A compilation of data on cetacean remains and strandings found on the shores of the Galápagos Islands, eastern equatorial Pacific, for the period 1923-2003 is presented. Information is available for 87 records belonging to 13 species. Four species account for 71% of the records: Tursiops truncatus, Globicephala macrorhynchus, Delphinus delphis, and Ziphius cavirostris. Visitor sites and the vicinity of population centers yielded most of the records; no other geographic pattern was evident in the strandings. The stranding record reflects the odontocete communities of nearshore and upwelling environments in the Galápagos. Morphometric and meristic measurements are presented for 17 skulls belonging to T. truncatus, Stenella attenuata, D. delphis, and S. coeruleoalba.

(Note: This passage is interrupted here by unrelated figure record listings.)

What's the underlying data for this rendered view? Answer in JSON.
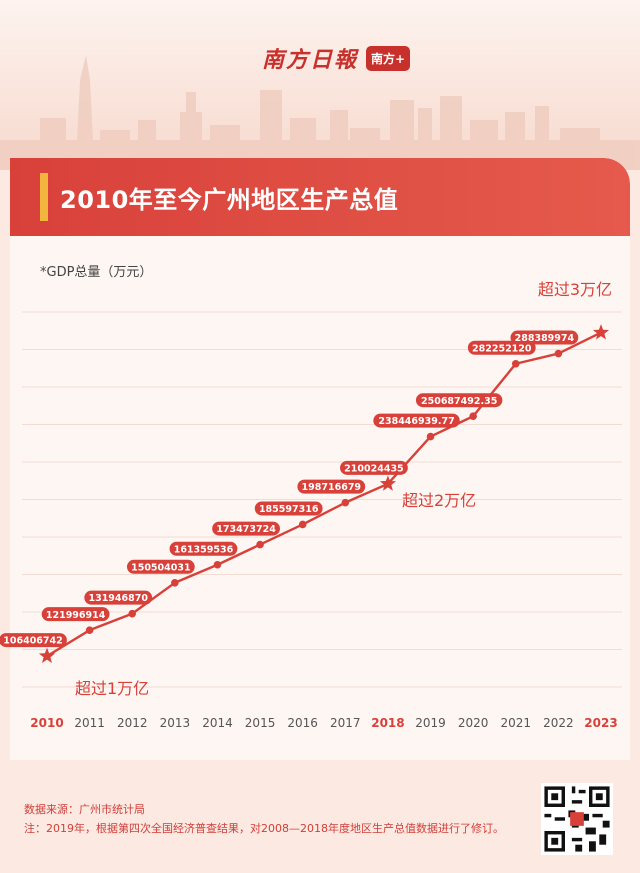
{
  "brand": {
    "logo_text": "南方日報",
    "badge": "南方+"
  },
  "header": {
    "title": "2010年至今广州地区生产总值"
  },
  "chart_data": {
    "type": "line",
    "title": "2010年至今广州地区生产总值",
    "ylabel": "*GDP总量（万元）",
    "xlabel": "",
    "categories": [
      "2010",
      "2011",
      "2012",
      "2013",
      "2014",
      "2015",
      "2016",
      "2017",
      "2018",
      "2019",
      "2020",
      "2021",
      "2022",
      "2023"
    ],
    "values": [
      106406742,
      121996914,
      131946870,
      150504031,
      161359536,
      173473724,
      185597316,
      198716679,
      210024435,
      238446939.77,
      250687492.35,
      282252120,
      288389974,
      301000000
    ],
    "labels": [
      "106406742",
      "121996914",
      "131946870",
      "150504031",
      "161359536",
      "173473724",
      "185597316",
      "198716679",
      "210024435",
      "238446939.77",
      "250687492.35",
      "282252120",
      "288389974",
      ""
    ],
    "star_years": [
      "2010",
      "2018",
      "2023"
    ],
    "highlight_years": [
      "2010",
      "2018",
      "2023"
    ],
    "ylim": [
      80000000,
      320000000
    ],
    "grid": true,
    "annotations": [
      {
        "year": "2010",
        "text": "超过1万亿"
      },
      {
        "year": "2018",
        "text": "超过2万亿"
      },
      {
        "year": "2023",
        "text": "超过3万亿"
      }
    ],
    "colors": {
      "line": "#d8413a",
      "highlight": "#d8413a",
      "tick": "#555555",
      "grid": "#f3dcd3"
    }
  },
  "footer": {
    "source": "数据来源：广州市统计局",
    "note": "注：2019年，根据第四次全国经济普查结果，对2008—2018年度地区生产总值数据进行了修订。"
  }
}
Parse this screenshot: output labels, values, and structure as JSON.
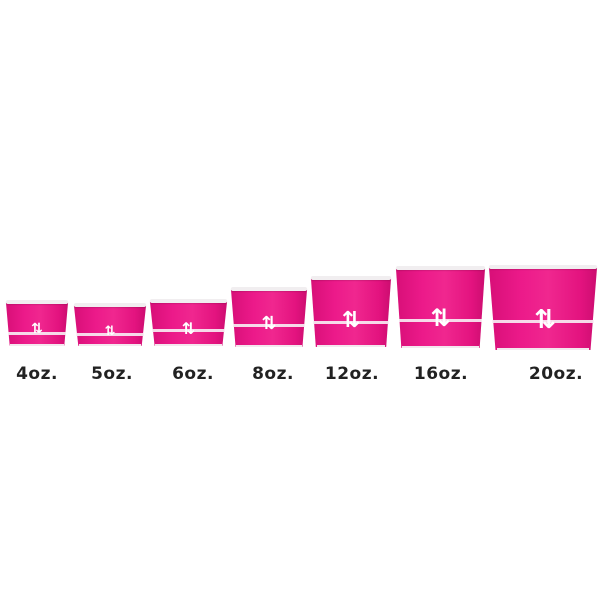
{
  "product": {
    "color": "#e8177f",
    "sizes": [
      {
        "label": "4oz."
      },
      {
        "label": "5oz."
      },
      {
        "label": "6oz."
      },
      {
        "label": "8oz."
      },
      {
        "label": "12oz."
      },
      {
        "label": "16oz."
      },
      {
        "label": "20oz."
      }
    ]
  }
}
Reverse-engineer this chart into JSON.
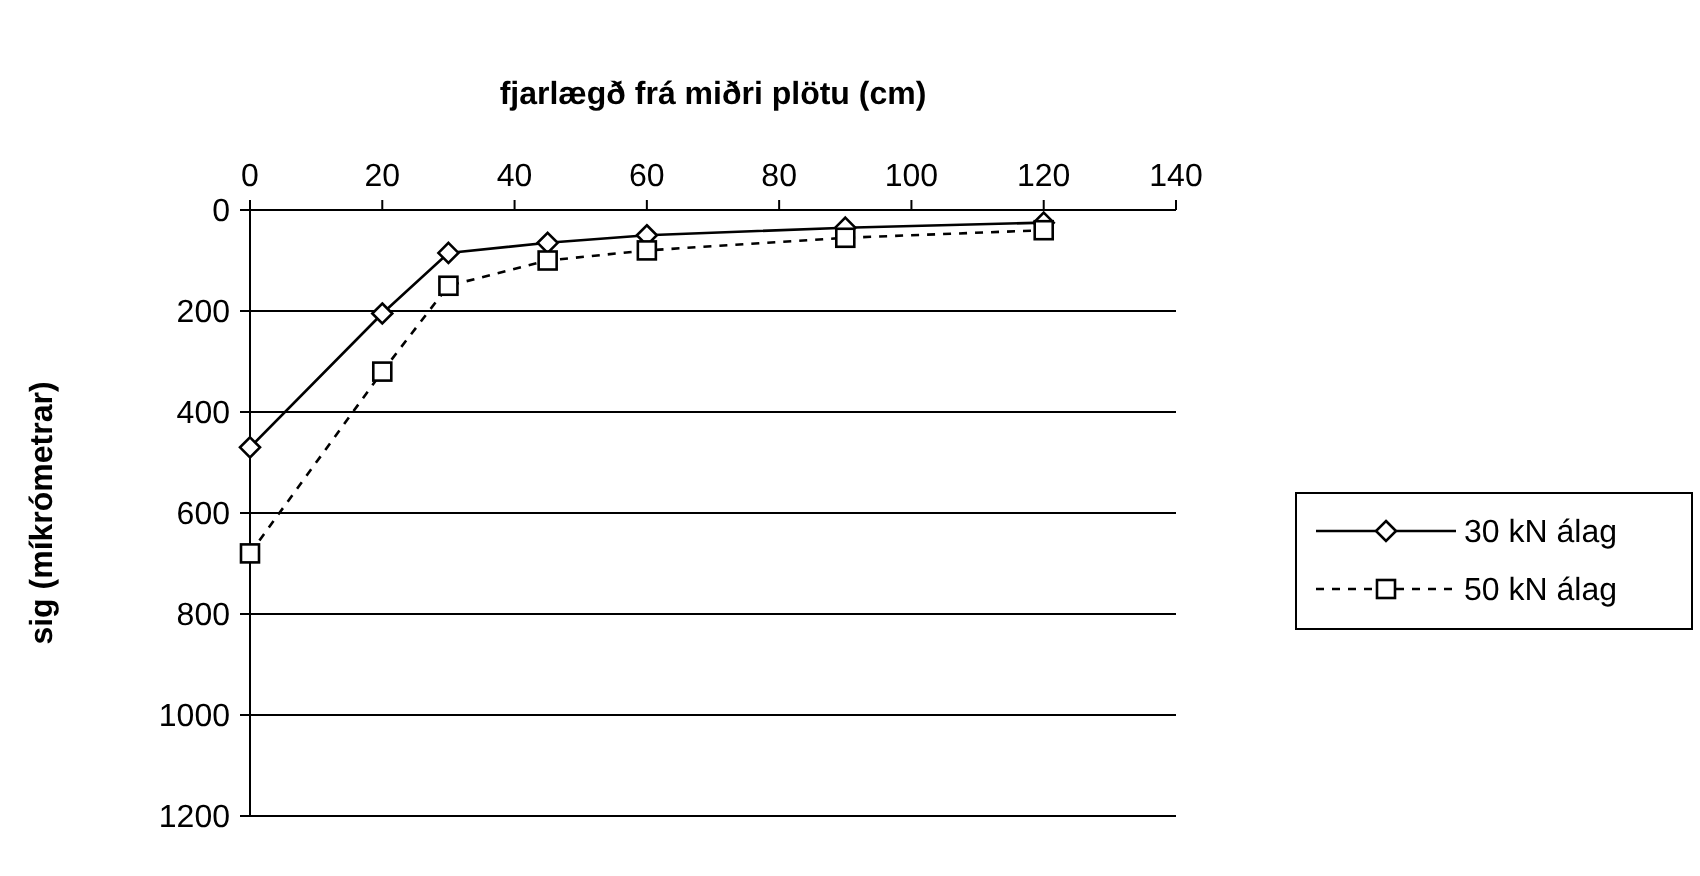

The measurements for T. truncatus are consistent with the offshore ecotype, although in the Galápagos the species predominantly occupies the nearshore environment. The stomach contents of a young Z. cavirostris included seven species of cephalopod and two crustaceans. Mass strandings of Z. cavirostris (n=2) and G. macrorhynchus (n=2) have been witnessed and documented, while remains of multiple individuals found together on the beach suggest additional mass strandings of Pseudorca crassidens, S. attenuata, T. truncatus, and G. macrorhynchus. Some of the records could be attributed to confirmed or presumed interaction with human activities including industrial-scale fishing, pollution, and loud sound sources.